Tout entraîneur de hockey va lancer un défi à son équipe à différents moments. Chaque entraîneur le fait à sa façon, parfois en s'adressant au groupe en entier, parfois en ciblant des individus en particulier. Claude Julien n'est pas différent de ses compères.

L'an passé, certains de ces défis avaient fini par « sortir » du vestiaire. Par exemple, en janvier, avant un match contre le Lightning, Julien avait mis sa troupe au défi, qui avait répondu avec un gain contre une des grosses pointures de la LNH. Après une défaite gênante à Boston, il avait critiqué ses joueurs publiquement, une autre forme de défi. L'équipe avait répondu en battant les puissants Capitals.

Malgré les déboires du CH de 2017-2018, le canal de communication entre le coach et ses joueurs n'était pas coupé. Mais quand une équipe perd 53 matchs, il arrive parfois qu'elle n'ait tout simplement pas les ressources pour répondre aux défis qui lui sont posés.

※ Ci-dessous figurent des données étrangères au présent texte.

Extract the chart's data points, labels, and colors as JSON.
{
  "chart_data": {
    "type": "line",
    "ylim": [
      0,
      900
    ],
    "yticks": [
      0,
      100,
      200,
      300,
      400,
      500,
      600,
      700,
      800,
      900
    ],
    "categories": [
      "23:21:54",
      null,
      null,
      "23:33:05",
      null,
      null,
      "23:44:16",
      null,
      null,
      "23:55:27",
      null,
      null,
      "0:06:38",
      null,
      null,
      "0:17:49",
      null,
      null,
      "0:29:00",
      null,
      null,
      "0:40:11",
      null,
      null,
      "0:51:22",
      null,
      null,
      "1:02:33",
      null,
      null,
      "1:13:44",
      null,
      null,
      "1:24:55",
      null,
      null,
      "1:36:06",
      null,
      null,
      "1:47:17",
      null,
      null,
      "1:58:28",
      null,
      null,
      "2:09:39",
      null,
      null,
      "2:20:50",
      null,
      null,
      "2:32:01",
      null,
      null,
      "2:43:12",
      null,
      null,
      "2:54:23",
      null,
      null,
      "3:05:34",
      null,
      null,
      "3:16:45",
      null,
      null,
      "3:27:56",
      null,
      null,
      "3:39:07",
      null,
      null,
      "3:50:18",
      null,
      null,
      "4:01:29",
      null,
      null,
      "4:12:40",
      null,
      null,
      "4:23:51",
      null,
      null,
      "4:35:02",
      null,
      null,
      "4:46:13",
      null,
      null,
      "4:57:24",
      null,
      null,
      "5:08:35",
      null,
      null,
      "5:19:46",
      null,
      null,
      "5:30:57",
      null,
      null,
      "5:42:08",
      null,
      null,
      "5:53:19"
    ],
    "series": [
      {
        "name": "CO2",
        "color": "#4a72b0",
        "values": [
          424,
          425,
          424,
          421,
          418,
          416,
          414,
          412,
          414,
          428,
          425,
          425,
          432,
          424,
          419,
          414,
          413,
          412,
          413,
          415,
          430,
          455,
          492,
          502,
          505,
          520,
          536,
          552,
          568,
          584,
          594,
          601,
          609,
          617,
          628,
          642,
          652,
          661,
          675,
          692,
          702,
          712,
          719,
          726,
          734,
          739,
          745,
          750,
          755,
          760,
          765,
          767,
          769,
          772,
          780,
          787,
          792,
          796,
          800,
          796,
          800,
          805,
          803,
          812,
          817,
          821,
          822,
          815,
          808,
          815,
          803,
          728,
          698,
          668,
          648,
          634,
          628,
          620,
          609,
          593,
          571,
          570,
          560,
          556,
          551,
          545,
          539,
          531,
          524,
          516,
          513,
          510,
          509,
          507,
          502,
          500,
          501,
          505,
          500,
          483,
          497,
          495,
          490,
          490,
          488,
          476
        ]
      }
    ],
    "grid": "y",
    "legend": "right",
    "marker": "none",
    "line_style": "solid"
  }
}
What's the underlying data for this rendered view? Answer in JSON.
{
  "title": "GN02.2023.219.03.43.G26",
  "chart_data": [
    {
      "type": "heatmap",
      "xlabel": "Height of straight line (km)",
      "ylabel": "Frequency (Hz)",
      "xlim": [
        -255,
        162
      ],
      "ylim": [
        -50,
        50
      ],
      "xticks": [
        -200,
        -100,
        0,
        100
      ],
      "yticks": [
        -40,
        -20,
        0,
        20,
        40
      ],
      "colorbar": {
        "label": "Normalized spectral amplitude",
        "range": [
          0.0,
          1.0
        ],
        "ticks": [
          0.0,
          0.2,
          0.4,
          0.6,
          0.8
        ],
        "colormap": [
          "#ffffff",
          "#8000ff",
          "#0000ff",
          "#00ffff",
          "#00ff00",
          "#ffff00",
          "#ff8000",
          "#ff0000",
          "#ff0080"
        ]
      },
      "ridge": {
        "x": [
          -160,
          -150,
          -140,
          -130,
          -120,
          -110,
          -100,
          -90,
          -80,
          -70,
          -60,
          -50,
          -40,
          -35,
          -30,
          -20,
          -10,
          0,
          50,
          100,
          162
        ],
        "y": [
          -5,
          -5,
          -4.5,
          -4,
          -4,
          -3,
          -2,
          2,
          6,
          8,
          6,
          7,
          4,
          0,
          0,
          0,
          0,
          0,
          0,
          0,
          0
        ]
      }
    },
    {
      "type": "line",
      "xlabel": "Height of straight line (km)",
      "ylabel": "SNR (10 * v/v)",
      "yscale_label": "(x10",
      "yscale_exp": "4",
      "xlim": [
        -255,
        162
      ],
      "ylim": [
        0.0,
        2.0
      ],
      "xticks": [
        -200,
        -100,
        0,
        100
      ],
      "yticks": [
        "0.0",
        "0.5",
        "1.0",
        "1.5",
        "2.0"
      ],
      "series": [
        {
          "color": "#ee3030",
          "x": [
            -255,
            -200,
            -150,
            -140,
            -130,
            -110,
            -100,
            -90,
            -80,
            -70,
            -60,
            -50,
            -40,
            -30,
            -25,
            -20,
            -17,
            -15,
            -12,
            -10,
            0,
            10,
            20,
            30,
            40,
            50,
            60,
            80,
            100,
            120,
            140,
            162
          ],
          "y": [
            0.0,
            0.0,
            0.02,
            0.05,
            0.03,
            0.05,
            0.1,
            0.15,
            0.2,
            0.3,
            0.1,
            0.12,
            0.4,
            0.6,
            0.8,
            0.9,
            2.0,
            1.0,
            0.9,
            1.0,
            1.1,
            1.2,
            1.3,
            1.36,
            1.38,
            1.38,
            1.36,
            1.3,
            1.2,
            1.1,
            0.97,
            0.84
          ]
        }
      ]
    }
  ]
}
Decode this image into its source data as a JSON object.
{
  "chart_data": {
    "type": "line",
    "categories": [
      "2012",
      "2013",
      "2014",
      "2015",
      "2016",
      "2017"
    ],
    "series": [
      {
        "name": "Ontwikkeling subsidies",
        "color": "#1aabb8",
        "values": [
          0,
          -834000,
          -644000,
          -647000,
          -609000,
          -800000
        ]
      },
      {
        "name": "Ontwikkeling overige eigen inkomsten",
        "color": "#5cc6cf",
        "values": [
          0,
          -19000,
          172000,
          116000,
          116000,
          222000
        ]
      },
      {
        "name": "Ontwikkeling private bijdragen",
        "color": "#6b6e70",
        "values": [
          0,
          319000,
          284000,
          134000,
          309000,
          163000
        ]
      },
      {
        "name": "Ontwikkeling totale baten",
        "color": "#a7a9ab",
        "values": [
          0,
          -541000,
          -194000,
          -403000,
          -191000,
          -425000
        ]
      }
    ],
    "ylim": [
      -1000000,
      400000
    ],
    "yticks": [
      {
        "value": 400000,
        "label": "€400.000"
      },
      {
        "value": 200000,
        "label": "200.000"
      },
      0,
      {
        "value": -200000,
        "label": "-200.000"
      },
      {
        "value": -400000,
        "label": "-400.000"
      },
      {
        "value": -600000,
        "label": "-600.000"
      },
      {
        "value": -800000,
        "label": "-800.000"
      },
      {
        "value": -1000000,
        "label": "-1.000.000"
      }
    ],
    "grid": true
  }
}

Ce qui nous amène à la victoire de 3-0 du Tricolore contre les Bruins samedi, au TD Garden. Jeudi, le CH avait fait un de ses rares faux pas de la saison et s'était incliné à Buffalo.

« Claude nous le dit depuis le début de l'année : les bonnes équipes n'en perdent pas deux de suite. C'est important de se challenger. Quand on en perd une, il faut sortir encore plus fort au match suivant », a lancé Danault.

C'est quoi, sortir fort ? C'est Jeff Petry qui plaque le dangereux David Pastrnak derrière le but dès la première minute. C'est Carey Price qui annonce ses couleurs dès le départ en fermant l'angle contre Sean Kuraly, plutôt que de répéter son erreur de samedi dernier à Ottawa. C'est Artturi Lehkonen et Max Domi qui créent le chaos grâce à leur vitesse. C'est Jonathan Drouin qui provoque une punition grâce à son intensité en échec avant contre Brandon Carlo. Certes, les Bruins étaient privés de deux de leurs meilleurs défenseurs en Charlie McAvoy et Torey Krug. Mais ils avaient tout de même les ressources pour l'emporter.

Additionnez donc ces gestes, et vous obtenez une équipe qui a répondu au défi lancé par son entraîneur. Le message est banal, direz-vous. Une équipe veut toujours gagner, peu importe le résultat du match précédent. Mais l'important, c'est que le message soit entendu, et appliqué.

« J'ai entendu ça toute ma vie. C'est juste quelque chose qui se dit au hockey depuis des années, a répondu Brendan Gallagher. Mais c'est vrai. Les bonnes équipes réussissent à surmonter l'adversité. On a une jeune équipe, mais on est capables de mettre ça derrière nous. »

Le CH a subi quatre défaites cette année. Sa fiche après ces défaites : 4-0-0. On pourrait ajouter qu'il s'agit probablement de ses quatre performances les plus complètes de la saison : deux victoires contre les Penguins, un 3-2 acquis à la dure contre les Flames, et la prestation de samedi.

L'an passé, Julien avait sans doute le même désir de voir son équipe rebondir. Ça ne l'avait pas empêchée de perdre 35 matchs après avoir subi une défaite. Dix fois, cette formation avait connu des séquences de trois revers ou plus.

UN BON PREMIER SEGMENT

Avec tout ça, le Canadien conclut sa première tranche de 10 matchs avec une fiche de 6-2-2. Si quiconque affirme avoir prédit ça, regardez bien son nez : c'est possible qu'il allonge.

Pour rester dans l'esprit de la célèbre envolée lyrique de Jim Mora, il faut attendre avant même de se demander si cette équipe pourrait atteindre les séries. L'an passé, les Canucks de Vancouver comptaient eux aussi six victoires après dix matchs. Au match des Étoiles, ils étaient déjà largués.

Mais ce que l'on voit, c'est une équipe qui démontre que ses succès ne sont pas le fruit du hasard ou de la chance.

Ils ne sont pas le fait d'un joueur ou d'un trio qui transporte l'équipe. L'unité de Max Domi empile peut-être les points, mais celle de Phillip Danault apporte sa contribution en contrant les meilleurs joueurs adverses. Idem en défense : Mike Reilly, Jeff Petry, Xavier Ouellet et parfois même Jordie Benn alternent au titre de meilleur défenseur d'un match.

Et que dire de Carey Price ? Samedi, il a réussi un jeu blanc et il a dépassé Patrick Roy pour occuper seul le deuxième rang de l'histoire du Canadien au chapitre des victoires. Il a joué un très bon match, ça ne fait aucun doute. Mais l'a-t-il « volé » ?

Autant d'indices que le Tricolore d'octobre n'est peut-être pas un feu de paille.